Will ‘Your Waverley’ be backing this cunning plan – after its former Tory administration’s huge success of promoting piles of rubble on the Woolmead site, and a looming financial disaster at Blightwells? What better place, and opportune time than right now for Surrey County Council to use Farnham as a guinea pig?
Can we see MP Jeremy Hunt and his Tory mates’ sticky fingers all over this?
FARNHAM’S one-way system is to undergo its most comprehensive overhaul in decades next month – with a pioneering social-distancing pavement widening project set to coincide with a major gas upgrade in the town.
The government has given councils emergency measures during the coronavirus pandemic to temporarily create wider pavements and new cycle paths to ensure people can keep a two-metres apart.
The county council is waiting to hear its share of a national £250m fund to support this.
An inaugural meeting of the Farnham Project Board last Friday, was charged with finding a solution to Farnham’s chronic traffic and pollution woes, plans have already been unveiled for pavement widening in Farnham, Godalming and Reigate.
Godalming Town Council has already been granted permission to close the town centre to traffic – but details are yet to be confirmed for the Farnham scheme, which is complicated by the lack of a north/south relief road for displaced traffic.
Surrey wants to close a lane of Downing Street and The Borough – with Farnham In Bloom volunteers potentially playing a role in using flower planters to separate pedestrians and cyclists from traffic.
Matt Furniss, cabinet member for highways, said:
“There are huge economic, social and environmental benefits to creating temporary wide pavements and cycle paths.
“These range from helping people feel able to support their local traders, to improving mental and physical health, and reducing congestion and air pollution.
“This is a fast-paced response to the coronavirus outbreak, but it links with our strategic aim of creating healthier, happier streets in Surrey.
“The pilot in Farnham will test how pavement widening will work, and we will change as necessary to deliver better streets for residents.”
It coincides with utility company SGN’s announcement that it will shortly start “safety-critical gas network upgrades” in Farnham town centre – set to take place over 21 weeks starting this week.
An SGN spokesman said: “Following close consultation with Surrey County Council, our contractor I&G will be carrying out safety-critical and essential gas mains upgrades between Brightwells Road and Firgrove Hill in eight phases.”
As illustrated to the right, phase one began in Firgrove Hill on Tuesday (May 26), requiring temporary traffic lights.
Subsequent phases will see work continue in Brightwells Road from June 8, and lane closures in South Street from June 22 to August 17.
The most significant of these, phase five, will see a lane closure at South Street’s junction with the A31 at Hickleys Corner.
For around four weeks from July 20, no traffic will be able to access the town from the A31 via South Street, with no left turn into Union Road from South Street and no access along Longbridge Road heading south towards the bridge.
Work will then continue between the bridge at Longbridge and Firgrove Hill up to its junction with Saxon Croft, and eventually Trafalgar Court from August 17 to mid-September.
And finally, phase eight will see works return to Brightwell Road for approximately four weeks from September 21, to carry out final connections and reinstatement.
An SGN spokesman continued: “Vehicle access to properties will be maintained and our team on the ground will let customers know in advance in the unlikely event this is not possible.

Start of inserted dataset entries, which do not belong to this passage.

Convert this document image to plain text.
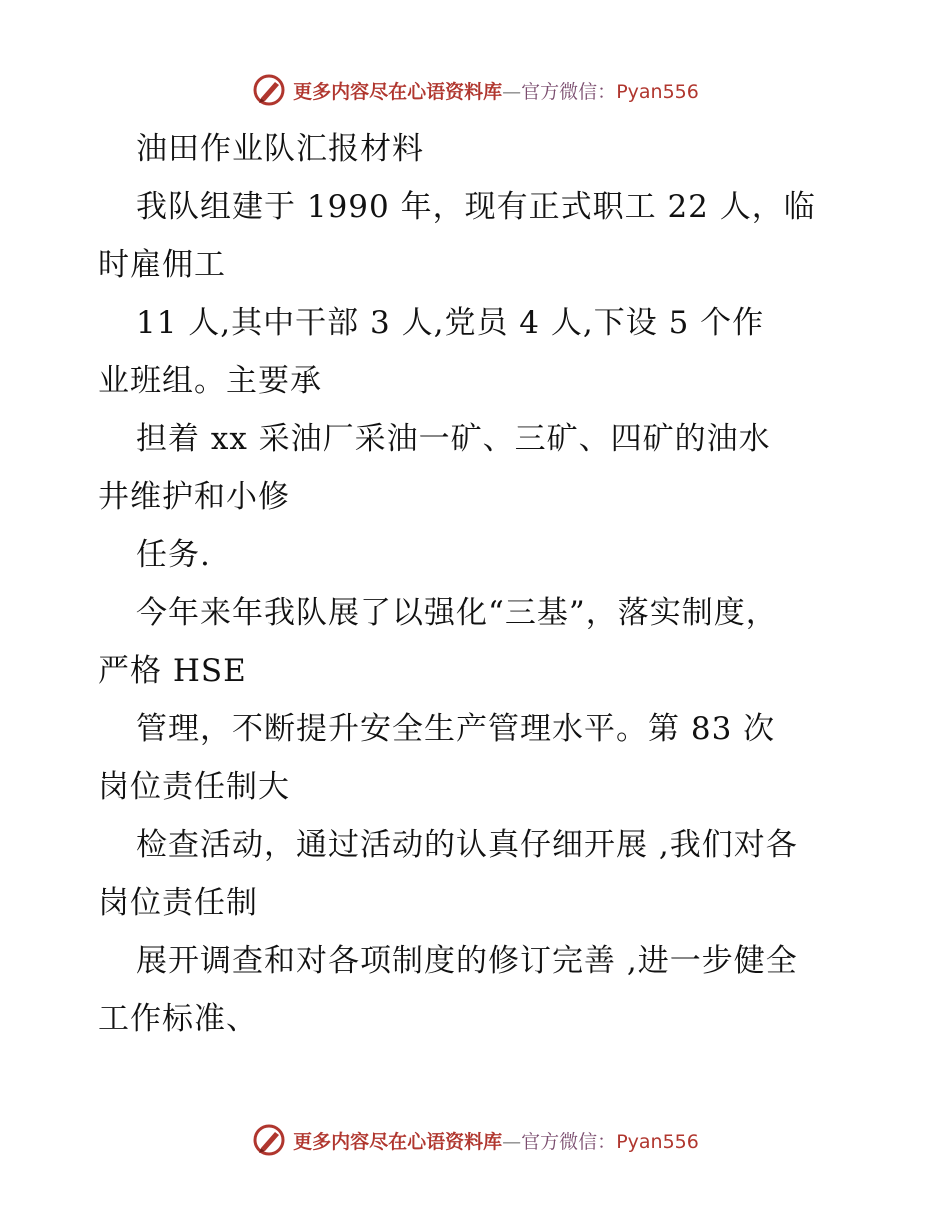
更多内容尽在心语资料库—官方微信：Pyan556
油田作业队汇报材料
我队组建于 1990 年，现有正式职工 22 人，临
时雇佣工
11 人,其中干部 3 人,党员 4 人,下设 5 个作
业班组。主要承
担着 xx 采油厂采油一矿、三矿、四矿的油水
井维护和小修
任务.
今年来年我队展了以强化“三基”，落实制度，
严格 HSE
管理，不断提升安全生产管理水平。第 83 次
岗位责任制大
检查活动，通过活动的认真仔细开展 ,我们对各
岗位责任制
展开调查和对各项制度的修订完善 ,进一步健全
工作标准、
更多内容尽在心语资料库—官方微信：Pyan556
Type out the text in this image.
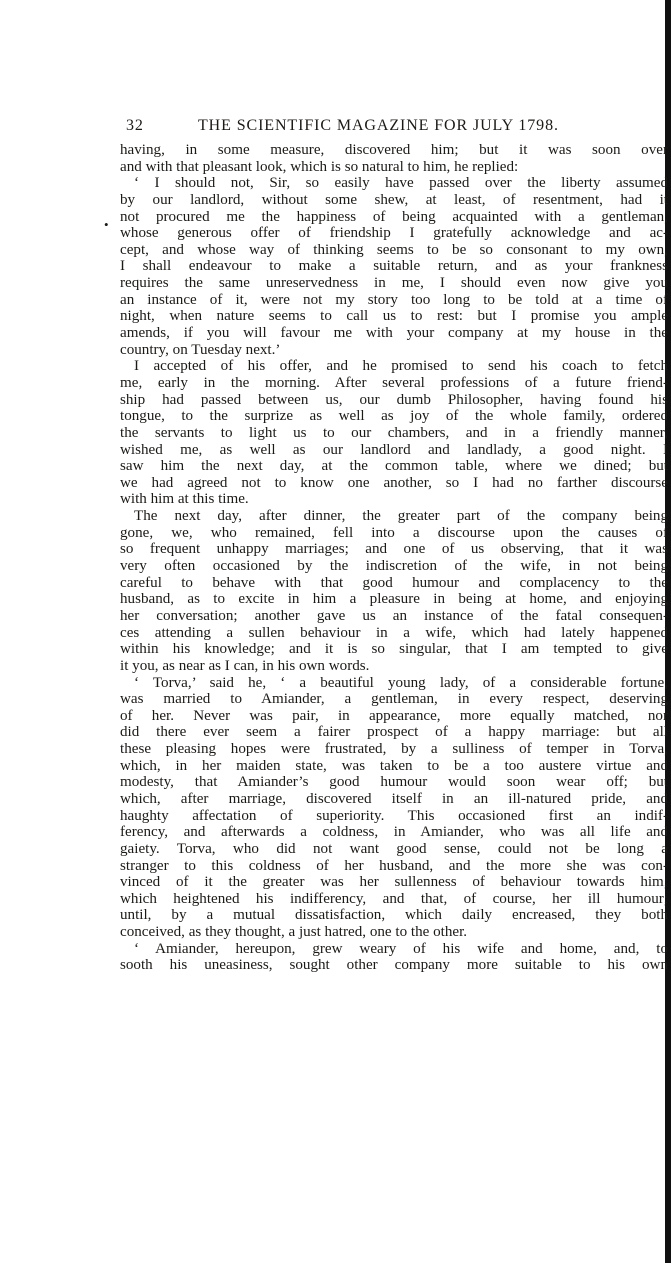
32	THE SCIENTIFIC MAGAZINE FOR JULY 1798.
•
having, in some measure, discovered him; but it was soon over
and with that pleasant look, which is so natural to him, he replied:
‘ I should not, Sir, so easily have passed over the liberty assumed
by our landlord, without some shew, at least, of resentment, had it
not procured me the happiness of being acquainted with a gentleman,
whose generous offer of friendship I gratefully acknowledge and ac-
cept, and whose way of thinking seems to be so consonant to my own,
I shall endeavour to make a suitable return, and as your frankness
requires the same unreservedness in me, I should even now give you
an instance of it, were not my story too long to be told at a time of
night, when nature seems to call us to rest: but I promise you ample
amends, if you will favour me with your company at my house in the
country, on Tuesday next.’
I accepted of his offer, and he promised to send his coach to fetch
me, early in the morning. After several professions of a future friend-
ship had passed between us, our dumb Philosopher, having found his
tongue, to the surprize as well as joy of the whole family, ordered
the servants to light us to our chambers, and in a friendly manner,
wished me, as well as our landlord and landlady, a good night. I
saw him the next day, at the common table, where we dined; but
we had agreed not to know one another, so I had no farther discourse
with him at this time.
The next day, after dinner, the greater part of the company being
gone, we, who remained, fell into a discourse upon the causes of
so frequent unhappy marriages; and one of us observing, that it was
very often occasioned by the indiscretion of the wife, in not being
careful to behave with that good humour and complacency to the
husband, as to excite in him a pleasure in being at home, and enjoying
her conversation; another gave us an instance of the fatal consequen-
ces attending a sullen behaviour in a wife, which had lately happened
within his knowledge; and it is so singular, that I am tempted to give
it you, as near as I can, in his own words.
‘ Torva,’ said he, ‘ a beautiful young lady, of a considerable fortune,
was married to Amiander, a gentleman, in every respect, deserving
of her. Never was pair, in appearance, more equally matched, nor
did there ever seem a fairer prospect of a happy marriage: but all
these pleasing hopes were frustrated, by a sulliness of temper in Torva,
which, in her maiden state, was taken to be a too austere virtue and
modesty, that Amiander’s good humour would soon wear off; but
which, after marriage, discovered itself in an ill-natured pride, and
haughty affectation of superiority. This occasioned first an indif-
ferency, and afterwards a coldness, in Amiander, who was all life and
gaiety. Torva, who did not want good sense, could not be long a
stranger to this coldness of her husband, and the more she was con-
vinced of it the greater was her sullenness of behaviour towards him;
which heightened his indifferency, and that, of course, her ill humour;
until, by a mutual dissatisfaction, which daily encreased, they both
conceived, as they thought, a just hatred, one to the other.
‘ Amiander, hereupon, grew weary of his wife and home, and, to
sooth his uneasiness, sought other company more suitable to his own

Access to car parks will be maintained and pedestrian walkways will stay open.
“We’re continuing to liaise with the UK government and public health bodies to make sure we work safely and in line with expert advice during the Covid-19 outbreak.
“We have extra safety precautions in place to protect our colleagues and customers from catching or spreading the virus as we carry out this safety-critical project.”